In John’s Estate, 253 Pa. 532, it was held that a writ of sci. fa. to revive a judgment was not “sued out” or “issued” when, in pursuance of a praecipe, the writ was prepared by the prothonotary, marked filed, indexed and docketed, but remained in the prothonotary’s office and was never delivered to the sheriff for service, and that such a writ did not continue the lien of the judgment.

In this case Chief Justice Brown said, at page 535:

“The mere preparation of the writ of scire facias, the filing of the same and docketing it were but necessary preliminaries to its being sued out: Hock’s App., 1 Pitts. Rep. 325. This is the only one of our cases which seems to hold that the mere preparation and filing of the writ are not the ‘suing out’ of it, as a process to continue the lien of a judgment. Nothing is to be found in any of our cases sustaining the contention of the appellant. With its writ lying dead in the office of the prothonotary until *29more than five years had expired from the day its judgment was entered, it was as ineffectual to continue the lien of the same as if the prothonotary had never prepared it. This is the simple situation, which cannot be made clearer by any extended discussion. The writ to revive must actually go out, within five years, to someone with authority to serve it. If not so sent out within that period, it becomes dead process in the hands of the official who retains it in his possession. The writ in this case never went out to any one. That it must actually go out and be placed in the hands of the sheriff, if it is to be regarded as sued out and issued, has been distinctly held in many jurisdictions.” To the same effect is Borough of Archbald v. Cummings, 31 Lack. Jur. 41.

In the later decision of Gibson v. Pittsburgh Transportation Co., 311 Pa. 312, our Supreme Court held that an action in trespass had been brought within 1 year after death when the praecipe for summons had been filed in the office of the prothonotary, the writ paid for, and the case properly indexed and docketed, even though the writ had not left that office until after the expiration of the statutory period. A reading of this decision indicates that the Supreme Court did not modify the rule laid down in John’s Estate, supra. In this connection, Chief Justice Frazer, at page 314, used the following language:

“Our decision in John’s Est., 253 Pa. 532, is not conclusive, ‘for the question there raised was whether or not a writ of sci. fa. to revive and continue the lien of a judgment on real estate had been “issued” or “sued out” within the meaning of the Act of March 26, 1827, P. L. 129, and its supplement of June 1, 1887, P. L. 289’: Ledonne v. Commerce Ins. Co., supra, page 4. The question before us now is whether an action has been ‘brought’ within one year after death under the Act of 1855, supra, when the praecipe for summons has been filed in the office of the prothonotary, the writ paid for, and the case properly indexed and docketed.”

*30If the decision in John’s Estate is to be modified or overruled, such action will have to be taken by the Supreme Court. The decision is binding upon us.

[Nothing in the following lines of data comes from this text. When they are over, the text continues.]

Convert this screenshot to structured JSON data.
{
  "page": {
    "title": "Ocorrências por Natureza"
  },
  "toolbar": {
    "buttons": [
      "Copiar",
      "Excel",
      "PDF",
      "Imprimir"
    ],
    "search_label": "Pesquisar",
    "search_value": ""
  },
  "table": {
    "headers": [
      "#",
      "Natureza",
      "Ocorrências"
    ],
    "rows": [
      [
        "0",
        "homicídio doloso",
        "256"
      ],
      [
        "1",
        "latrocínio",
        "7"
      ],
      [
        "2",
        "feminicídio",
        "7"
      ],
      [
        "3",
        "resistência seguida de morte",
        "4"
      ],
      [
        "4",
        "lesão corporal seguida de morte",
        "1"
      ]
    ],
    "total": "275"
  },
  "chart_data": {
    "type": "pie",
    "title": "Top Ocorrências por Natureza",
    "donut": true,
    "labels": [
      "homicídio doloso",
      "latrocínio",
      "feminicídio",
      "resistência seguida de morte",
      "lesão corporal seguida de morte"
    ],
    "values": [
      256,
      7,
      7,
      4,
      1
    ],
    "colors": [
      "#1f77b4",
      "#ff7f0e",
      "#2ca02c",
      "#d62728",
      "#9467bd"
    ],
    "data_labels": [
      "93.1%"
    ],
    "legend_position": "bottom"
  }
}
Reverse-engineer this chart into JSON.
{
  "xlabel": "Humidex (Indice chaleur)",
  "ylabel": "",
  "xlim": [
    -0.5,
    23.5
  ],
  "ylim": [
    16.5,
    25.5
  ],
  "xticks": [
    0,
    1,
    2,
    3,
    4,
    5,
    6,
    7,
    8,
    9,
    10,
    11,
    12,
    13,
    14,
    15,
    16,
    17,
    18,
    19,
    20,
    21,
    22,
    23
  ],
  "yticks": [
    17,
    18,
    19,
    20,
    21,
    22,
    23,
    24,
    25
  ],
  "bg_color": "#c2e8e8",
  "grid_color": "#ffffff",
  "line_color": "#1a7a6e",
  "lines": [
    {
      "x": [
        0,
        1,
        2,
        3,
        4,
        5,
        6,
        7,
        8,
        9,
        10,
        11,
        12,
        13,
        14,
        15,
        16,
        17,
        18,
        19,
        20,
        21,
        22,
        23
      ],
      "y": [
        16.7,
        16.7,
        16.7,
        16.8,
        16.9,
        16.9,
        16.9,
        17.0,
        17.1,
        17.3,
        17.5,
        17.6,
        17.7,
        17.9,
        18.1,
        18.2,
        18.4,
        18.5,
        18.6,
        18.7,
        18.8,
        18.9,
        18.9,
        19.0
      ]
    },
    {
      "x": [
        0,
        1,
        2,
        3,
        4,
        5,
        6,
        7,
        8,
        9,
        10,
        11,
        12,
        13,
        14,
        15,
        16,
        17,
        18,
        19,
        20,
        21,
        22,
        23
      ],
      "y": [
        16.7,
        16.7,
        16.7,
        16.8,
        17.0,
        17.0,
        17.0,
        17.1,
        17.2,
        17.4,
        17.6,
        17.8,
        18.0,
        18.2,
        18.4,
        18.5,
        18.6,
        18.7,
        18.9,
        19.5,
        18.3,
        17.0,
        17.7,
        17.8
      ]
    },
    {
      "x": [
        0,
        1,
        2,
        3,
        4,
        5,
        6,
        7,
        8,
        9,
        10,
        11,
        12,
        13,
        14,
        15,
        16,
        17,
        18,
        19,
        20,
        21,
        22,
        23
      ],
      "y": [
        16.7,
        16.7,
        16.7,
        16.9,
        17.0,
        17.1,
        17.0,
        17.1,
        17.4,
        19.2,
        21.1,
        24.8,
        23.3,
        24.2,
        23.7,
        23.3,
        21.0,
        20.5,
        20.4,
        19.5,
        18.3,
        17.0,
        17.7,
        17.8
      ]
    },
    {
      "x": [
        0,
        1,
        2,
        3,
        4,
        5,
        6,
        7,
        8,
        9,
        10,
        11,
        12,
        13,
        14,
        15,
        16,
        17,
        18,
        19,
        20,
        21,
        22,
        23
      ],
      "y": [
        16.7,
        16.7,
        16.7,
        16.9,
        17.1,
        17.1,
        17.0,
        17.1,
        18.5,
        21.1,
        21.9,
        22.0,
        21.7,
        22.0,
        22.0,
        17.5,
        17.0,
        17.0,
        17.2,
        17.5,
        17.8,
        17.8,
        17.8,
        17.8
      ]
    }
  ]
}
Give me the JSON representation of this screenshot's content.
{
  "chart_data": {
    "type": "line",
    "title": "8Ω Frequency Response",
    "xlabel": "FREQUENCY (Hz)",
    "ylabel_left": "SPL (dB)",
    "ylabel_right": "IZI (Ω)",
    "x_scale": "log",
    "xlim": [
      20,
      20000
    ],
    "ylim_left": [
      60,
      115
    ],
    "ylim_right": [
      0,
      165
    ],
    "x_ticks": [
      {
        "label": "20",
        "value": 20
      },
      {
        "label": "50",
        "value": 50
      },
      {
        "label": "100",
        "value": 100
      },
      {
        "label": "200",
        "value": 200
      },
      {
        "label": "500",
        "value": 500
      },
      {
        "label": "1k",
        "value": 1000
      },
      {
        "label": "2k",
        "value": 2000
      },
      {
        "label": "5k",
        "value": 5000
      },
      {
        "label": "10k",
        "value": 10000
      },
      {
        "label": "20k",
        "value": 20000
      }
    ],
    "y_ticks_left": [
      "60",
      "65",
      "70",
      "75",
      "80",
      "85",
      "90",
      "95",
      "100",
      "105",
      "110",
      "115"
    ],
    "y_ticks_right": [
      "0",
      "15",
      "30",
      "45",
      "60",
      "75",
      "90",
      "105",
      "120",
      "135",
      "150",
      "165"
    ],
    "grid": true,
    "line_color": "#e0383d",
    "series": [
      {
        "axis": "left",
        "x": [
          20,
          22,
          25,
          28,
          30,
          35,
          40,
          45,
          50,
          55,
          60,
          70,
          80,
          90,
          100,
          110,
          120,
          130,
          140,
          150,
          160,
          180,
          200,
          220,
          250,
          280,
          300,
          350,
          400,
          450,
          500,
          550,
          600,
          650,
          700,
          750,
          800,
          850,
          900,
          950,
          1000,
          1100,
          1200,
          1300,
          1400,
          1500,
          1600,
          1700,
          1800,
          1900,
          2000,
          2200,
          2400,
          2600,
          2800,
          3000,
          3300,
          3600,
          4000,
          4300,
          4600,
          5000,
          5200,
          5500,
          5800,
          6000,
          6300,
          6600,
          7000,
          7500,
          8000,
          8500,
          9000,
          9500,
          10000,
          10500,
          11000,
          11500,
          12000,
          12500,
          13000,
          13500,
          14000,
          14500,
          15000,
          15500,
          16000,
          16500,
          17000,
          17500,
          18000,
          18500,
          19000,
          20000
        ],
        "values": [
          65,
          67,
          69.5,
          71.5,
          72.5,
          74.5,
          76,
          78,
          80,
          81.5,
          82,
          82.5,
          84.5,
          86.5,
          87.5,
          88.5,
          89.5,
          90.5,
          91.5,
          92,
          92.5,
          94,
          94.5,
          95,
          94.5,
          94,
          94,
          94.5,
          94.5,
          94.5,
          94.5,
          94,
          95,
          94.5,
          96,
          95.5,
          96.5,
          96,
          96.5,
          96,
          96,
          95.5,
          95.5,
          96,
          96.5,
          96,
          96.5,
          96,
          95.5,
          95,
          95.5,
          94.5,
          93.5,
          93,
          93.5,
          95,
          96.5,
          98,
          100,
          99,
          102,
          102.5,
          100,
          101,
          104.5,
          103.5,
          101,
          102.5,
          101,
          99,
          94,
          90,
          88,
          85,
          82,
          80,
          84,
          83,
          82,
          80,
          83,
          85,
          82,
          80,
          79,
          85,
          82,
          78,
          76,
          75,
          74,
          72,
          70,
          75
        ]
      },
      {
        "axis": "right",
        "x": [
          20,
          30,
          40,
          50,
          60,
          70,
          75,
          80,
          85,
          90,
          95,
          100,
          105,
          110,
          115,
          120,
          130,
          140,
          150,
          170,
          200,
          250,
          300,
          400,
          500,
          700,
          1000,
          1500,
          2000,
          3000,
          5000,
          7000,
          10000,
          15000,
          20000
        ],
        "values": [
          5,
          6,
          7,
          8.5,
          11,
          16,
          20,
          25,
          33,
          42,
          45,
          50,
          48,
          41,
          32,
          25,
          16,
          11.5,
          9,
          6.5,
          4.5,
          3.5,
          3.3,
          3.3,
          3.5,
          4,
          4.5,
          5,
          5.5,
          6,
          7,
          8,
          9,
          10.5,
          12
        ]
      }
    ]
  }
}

Counsel for plaintiff has urged that as the petitioner no longer owns the property against which the claim was filed, he has no standing to make the present application. True, as plaintiff urges, the proceeding is one in rem and the present owners might intervene as party defendants and prosecute the present rule. However, the petitioner was named by the city as party defendant when the lien was filed. It is admitted the property was conveyed by deed of general warranty. If the purchaser is compelled to pay the amount of the lien he could recover same from the grantors: Taylor v. Allen, 60 Pa. Superior Ct. 503. It follows that the petitioner has standing to urge a fatal defect in the lien.

Rule to show cause why the praecipe for the writ of sci. fa. and also the writ of sci. fa. in the hands of the prothonotary should not be stricken from the record, is made absolute.